Э. В. Ильенков, человек широкого круга интересов, не оставил без внимания и проблемы оснований математики. С этой точки зрения, кроме его логических работ особенную ценность представляют письма Г. Е. Шилову, а также статья «Количество» в Философской энциклопедии (ведь математика по Энгельсу - наука о количестве; интересно отметить как факт торжества антимарксистских концепций в позднем СССР, что в Математической энциклопедии отсутствует статья «Количество»). В этой статье Ильенков указал на то, что «главное направление атак неопозитивизма на диалектико-материалистическую логику и теорию познания находится как раз на линии математики и ее роли в науке». А это значит, что дать достойный ответ позитивистам на этой линии - задача, актуальность которой осознавалась еще в 1962 году.
В чем же состоит разница между подходами «отцов-обоснователей» и тем подходом, который Ильенков как материалист-диалектик защищает и совершенствует? Самое очевидное различие - в решении основного вопроса философии: в противовес путающимся, но явно склоняющимся к идеализму ученым, Эвальд Васильевич твердо стоит на позициях материализма. Но если бы это был материализм наивный, как тот, с которого начинали ученые, то Ильенков не имел бы никаких преимуществ перед ними. На самом деле, его материализм другого рода. Это диалектический материализм, позволяющий не просто понять оппонентов, став на их точку зрения, но и стать выше этой точки зрения и понять ее ограниченность, абстрактность, неспособность служить ориентиром при решении стоящих задач. Причем это понимание достигается не путем «имманентной» критики (как спинозовское исследование библии с опорой на ее текст), а так, что с самого начала принятая точка зрения делает ясной несостоятельность попыток обосновать идеальное исходя из него самого (вспомним, что проблема идеального - одна из основных в творчестве Ильенкова). Абстрактное понимание идеального, характерное для позитивистски ориентированных ученых, неизбежно мистифицирует связь его с материальным, и тогда остается только удивляться замечательным свойствам этой связи, что мы и наблюдаем в виде повторяющихся заявлений о «непостижимой эффективности математики в естествознании». С такой точки зрения ни о каком выведении идеального из материального и речи быть не может. Река научного познания оказывается заболоченной у самого истока.

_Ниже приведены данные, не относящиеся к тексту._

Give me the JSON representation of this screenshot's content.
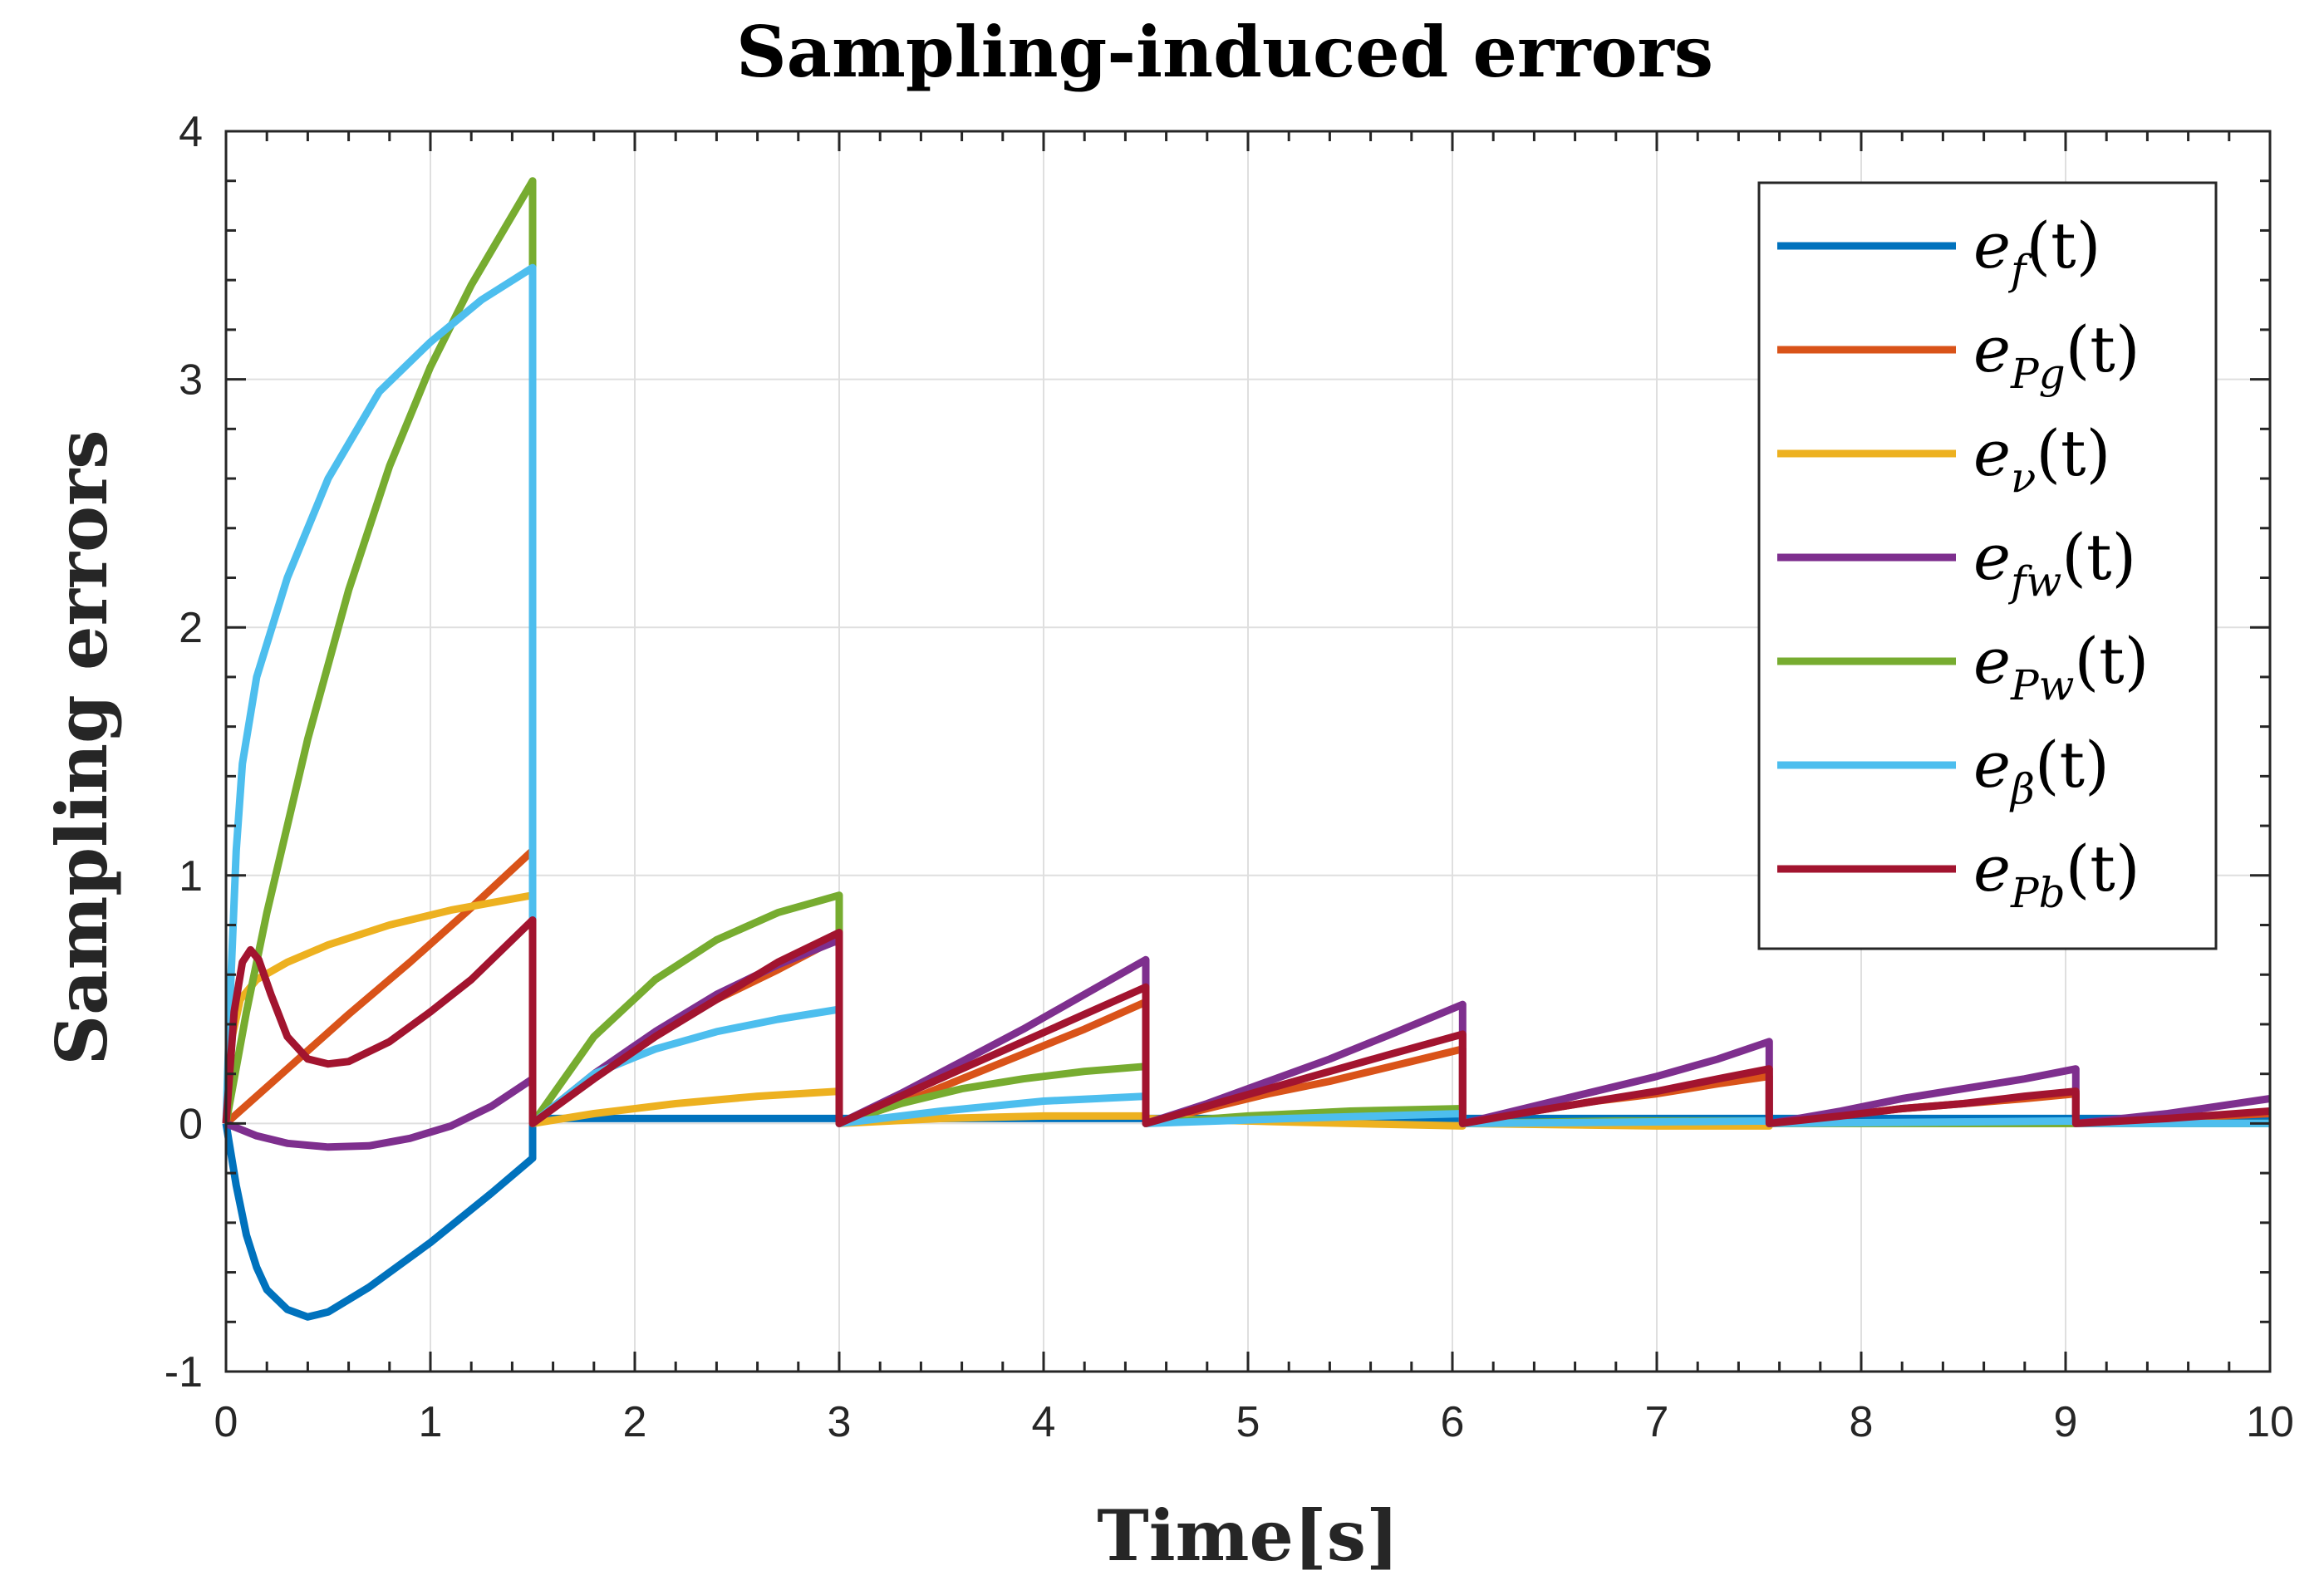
{
  "chart_data": {
    "type": "line",
    "title": "Sampling-induced errors",
    "xlabel": "Time[s]",
    "ylabel": "Sampling errors",
    "xlim": [
      0,
      10
    ],
    "ylim": [
      -1,
      4
    ],
    "grid": true,
    "legend_position": "top-right",
    "xticks": [
      "0",
      "1",
      "2",
      "3",
      "4",
      "5",
      "6",
      "7",
      "8",
      "9",
      "10"
    ],
    "yticks": [
      "-1",
      "0",
      "1",
      "2",
      "3",
      "4"
    ],
    "sample_times": [
      0,
      1.5,
      3.0,
      4.5,
      6.05,
      7.55,
      9.05
    ],
    "series": [
      {
        "name": "e_f(t)",
        "base": "e",
        "sub": "f",
        "color": "#0072BD",
        "points": [
          [
            0,
            0
          ],
          [
            0.05,
            -0.25
          ],
          [
            0.1,
            -0.45
          ],
          [
            0.15,
            -0.58
          ],
          [
            0.2,
            -0.67
          ],
          [
            0.3,
            -0.75
          ],
          [
            0.4,
            -0.78
          ],
          [
            0.5,
            -0.76
          ],
          [
            0.7,
            -0.66
          ],
          [
            1.0,
            -0.48
          ],
          [
            1.3,
            -0.28
          ],
          [
            1.5,
            -0.14
          ],
          [
            1.5,
            0.02
          ],
          [
            3.0,
            0.02
          ],
          [
            3.0,
            0.02
          ],
          [
            4.5,
            0.02
          ],
          [
            4.5,
            0.02
          ],
          [
            6.05,
            0.02
          ],
          [
            6.05,
            0.02
          ],
          [
            7.55,
            0.02
          ],
          [
            7.55,
            0.02
          ],
          [
            9.05,
            0.02
          ],
          [
            9.05,
            0.02
          ],
          [
            10,
            0.02
          ]
        ]
      },
      {
        "name": "e_Pg(t)",
        "base": "e",
        "sub": "Pg",
        "color": "#D95319",
        "points": [
          [
            0,
            0
          ],
          [
            0.3,
            0.22
          ],
          [
            0.6,
            0.44
          ],
          [
            0.9,
            0.65
          ],
          [
            1.2,
            0.87
          ],
          [
            1.5,
            1.1
          ],
          [
            1.5,
            0
          ],
          [
            1.8,
            0.2
          ],
          [
            2.1,
            0.36
          ],
          [
            2.4,
            0.5
          ],
          [
            2.7,
            0.62
          ],
          [
            3.0,
            0.75
          ],
          [
            3.0,
            0
          ],
          [
            3.3,
            0.08
          ],
          [
            3.6,
            0.18
          ],
          [
            3.9,
            0.28
          ],
          [
            4.2,
            0.38
          ],
          [
            4.5,
            0.49
          ],
          [
            4.5,
            0
          ],
          [
            4.8,
            0.06
          ],
          [
            5.1,
            0.12
          ],
          [
            5.4,
            0.17
          ],
          [
            5.7,
            0.23
          ],
          [
            6.05,
            0.3
          ],
          [
            6.05,
            0
          ],
          [
            6.4,
            0.05
          ],
          [
            6.7,
            0.09
          ],
          [
            7.0,
            0.12
          ],
          [
            7.3,
            0.16
          ],
          [
            7.55,
            0.19
          ],
          [
            7.55,
            0
          ],
          [
            7.9,
            0.03
          ],
          [
            8.2,
            0.06
          ],
          [
            8.5,
            0.08
          ],
          [
            8.8,
            0.1
          ],
          [
            9.05,
            0.12
          ],
          [
            9.05,
            0
          ],
          [
            9.5,
            0.02
          ],
          [
            10,
            0.04
          ]
        ]
      },
      {
        "name": "e_ν(t)",
        "base": "e",
        "sub": "ν",
        "color": "#EDB120",
        "points": [
          [
            0,
            0
          ],
          [
            0.03,
            0.35
          ],
          [
            0.07,
            0.5
          ],
          [
            0.15,
            0.58
          ],
          [
            0.3,
            0.65
          ],
          [
            0.5,
            0.72
          ],
          [
            0.8,
            0.8
          ],
          [
            1.1,
            0.86
          ],
          [
            1.5,
            0.92
          ],
          [
            1.5,
            0
          ],
          [
            1.8,
            0.04
          ],
          [
            2.2,
            0.08
          ],
          [
            2.6,
            0.11
          ],
          [
            3.0,
            0.13
          ],
          [
            3.0,
            0
          ],
          [
            3.5,
            0.02
          ],
          [
            4.0,
            0.03
          ],
          [
            4.5,
            0.03
          ],
          [
            4.5,
            0.02
          ],
          [
            5.0,
            0.01
          ],
          [
            5.5,
            0.0
          ],
          [
            6.05,
            -0.01
          ],
          [
            6.05,
            0
          ],
          [
            7.0,
            -0.01
          ],
          [
            7.55,
            -0.01
          ],
          [
            7.55,
            0
          ],
          [
            8.5,
            0
          ],
          [
            9.05,
            0
          ],
          [
            9.05,
            0
          ],
          [
            10,
            0
          ]
        ]
      },
      {
        "name": "e_fw(t)",
        "base": "e",
        "sub": "fw",
        "color": "#7E2F8E",
        "points": [
          [
            0,
            0
          ],
          [
            0.15,
            -0.05
          ],
          [
            0.3,
            -0.08
          ],
          [
            0.5,
            -0.095
          ],
          [
            0.7,
            -0.09
          ],
          [
            0.9,
            -0.06
          ],
          [
            1.1,
            -0.01
          ],
          [
            1.3,
            0.07
          ],
          [
            1.5,
            0.18
          ],
          [
            1.5,
            0
          ],
          [
            1.8,
            0.2
          ],
          [
            2.1,
            0.37
          ],
          [
            2.4,
            0.52
          ],
          [
            2.7,
            0.64
          ],
          [
            3.0,
            0.74
          ],
          [
            3.0,
            0
          ],
          [
            3.3,
            0.12
          ],
          [
            3.6,
            0.25
          ],
          [
            3.9,
            0.38
          ],
          [
            4.2,
            0.52
          ],
          [
            4.5,
            0.66
          ],
          [
            4.5,
            0
          ],
          [
            4.8,
            0.08
          ],
          [
            5.1,
            0.17
          ],
          [
            5.4,
            0.26
          ],
          [
            5.7,
            0.36
          ],
          [
            6.05,
            0.48
          ],
          [
            6.05,
            0
          ],
          [
            6.4,
            0.07
          ],
          [
            6.7,
            0.13
          ],
          [
            7.0,
            0.19
          ],
          [
            7.3,
            0.26
          ],
          [
            7.55,
            0.33
          ],
          [
            7.55,
            0
          ],
          [
            7.9,
            0.05
          ],
          [
            8.2,
            0.1
          ],
          [
            8.5,
            0.14
          ],
          [
            8.8,
            0.18
          ],
          [
            9.05,
            0.22
          ],
          [
            9.05,
            0
          ],
          [
            9.5,
            0.04
          ],
          [
            10,
            0.1
          ]
        ]
      },
      {
        "name": "e_Pw(t)",
        "base": "e",
        "sub": "Pw",
        "color": "#77AC30",
        "points": [
          [
            0,
            0
          ],
          [
            0.1,
            0.45
          ],
          [
            0.2,
            0.85
          ],
          [
            0.4,
            1.55
          ],
          [
            0.6,
            2.15
          ],
          [
            0.8,
            2.65
          ],
          [
            1.0,
            3.05
          ],
          [
            1.2,
            3.38
          ],
          [
            1.5,
            3.8
          ],
          [
            1.5,
            0
          ],
          [
            1.8,
            0.35
          ],
          [
            2.1,
            0.58
          ],
          [
            2.4,
            0.74
          ],
          [
            2.7,
            0.85
          ],
          [
            3.0,
            0.92
          ],
          [
            3.0,
            0
          ],
          [
            3.3,
            0.08
          ],
          [
            3.6,
            0.14
          ],
          [
            3.9,
            0.18
          ],
          [
            4.2,
            0.21
          ],
          [
            4.5,
            0.23
          ],
          [
            4.5,
            0
          ],
          [
            5.0,
            0.03
          ],
          [
            5.5,
            0.05
          ],
          [
            6.05,
            0.06
          ],
          [
            6.05,
            0
          ],
          [
            6.8,
            0.01
          ],
          [
            7.55,
            0.01
          ],
          [
            7.55,
            0
          ],
          [
            8.5,
            0
          ],
          [
            9.05,
            0
          ],
          [
            9.05,
            0
          ],
          [
            10,
            0
          ]
        ]
      },
      {
        "name": "e_β(t)",
        "base": "e",
        "sub": "β",
        "color": "#4DBEEE",
        "points": [
          [
            0,
            0
          ],
          [
            0.02,
            0.5
          ],
          [
            0.05,
            1.1
          ],
          [
            0.08,
            1.45
          ],
          [
            0.15,
            1.8
          ],
          [
            0.3,
            2.2
          ],
          [
            0.5,
            2.6
          ],
          [
            0.75,
            2.95
          ],
          [
            1.0,
            3.15
          ],
          [
            1.25,
            3.32
          ],
          [
            1.5,
            3.45
          ],
          [
            1.5,
            0
          ],
          [
            1.8,
            0.2
          ],
          [
            2.1,
            0.3
          ],
          [
            2.4,
            0.37
          ],
          [
            2.7,
            0.42
          ],
          [
            3.0,
            0.46
          ],
          [
            3.0,
            0
          ],
          [
            3.5,
            0.05
          ],
          [
            4.0,
            0.09
          ],
          [
            4.5,
            0.11
          ],
          [
            4.5,
            0
          ],
          [
            5.2,
            0.02
          ],
          [
            6.05,
            0.04
          ],
          [
            6.05,
            0
          ],
          [
            7.55,
            0.01
          ],
          [
            7.55,
            0
          ],
          [
            9.05,
            0.01
          ],
          [
            9.05,
            0
          ],
          [
            10,
            0
          ]
        ]
      },
      {
        "name": "e_Pb(t)",
        "base": "e",
        "sub": "Pb",
        "color": "#A2142F",
        "points": [
          [
            0,
            0
          ],
          [
            0.04,
            0.45
          ],
          [
            0.08,
            0.65
          ],
          [
            0.12,
            0.7
          ],
          [
            0.16,
            0.66
          ],
          [
            0.22,
            0.52
          ],
          [
            0.3,
            0.35
          ],
          [
            0.4,
            0.26
          ],
          [
            0.5,
            0.24
          ],
          [
            0.6,
            0.25
          ],
          [
            0.8,
            0.33
          ],
          [
            1.0,
            0.45
          ],
          [
            1.2,
            0.58
          ],
          [
            1.5,
            0.82
          ],
          [
            1.5,
            0
          ],
          [
            1.8,
            0.18
          ],
          [
            2.1,
            0.35
          ],
          [
            2.4,
            0.5
          ],
          [
            2.7,
            0.65
          ],
          [
            3.0,
            0.77
          ],
          [
            3.0,
            0
          ],
          [
            3.3,
            0.11
          ],
          [
            3.6,
            0.22
          ],
          [
            3.9,
            0.33
          ],
          [
            4.2,
            0.44
          ],
          [
            4.5,
            0.55
          ],
          [
            4.5,
            0
          ],
          [
            4.8,
            0.07
          ],
          [
            5.1,
            0.14
          ],
          [
            5.4,
            0.21
          ],
          [
            5.7,
            0.28
          ],
          [
            6.05,
            0.36
          ],
          [
            6.05,
            0
          ],
          [
            6.4,
            0.05
          ],
          [
            6.7,
            0.09
          ],
          [
            7.0,
            0.13
          ],
          [
            7.3,
            0.18
          ],
          [
            7.55,
            0.22
          ],
          [
            7.55,
            0
          ],
          [
            7.9,
            0.03
          ],
          [
            8.2,
            0.06
          ],
          [
            8.5,
            0.08
          ],
          [
            8.8,
            0.11
          ],
          [
            9.05,
            0.13
          ],
          [
            9.05,
            0
          ],
          [
            9.5,
            0.02
          ],
          [
            10,
            0.05
          ]
        ]
      }
    ]
  }
}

Сам Ильенков указывает на это обстоятельство в статье «Идеальное», когда говорит о трудностях, связанных «с пониманием "числа", "точки" и других "абстрактных математических предметов", т. е. субъективных образов количественной определенности внешнего мира, толкуемых как самостоятельные предметы». Сразу после этой фразы формулируется тезис, являющийся выводом из всего предшествующего изложения и служащий ключом к преодолению упомянутых трудностей: «Идеальное и есть не что иное, как совокупность осознанных индивидом всеобщих форм человеческой деятельности, определяющих, как цель и закон, его волю и способ индивидуальной деятельности». Какова же та деятельность, формы которой суть то, что принято называть математическими абстракциями?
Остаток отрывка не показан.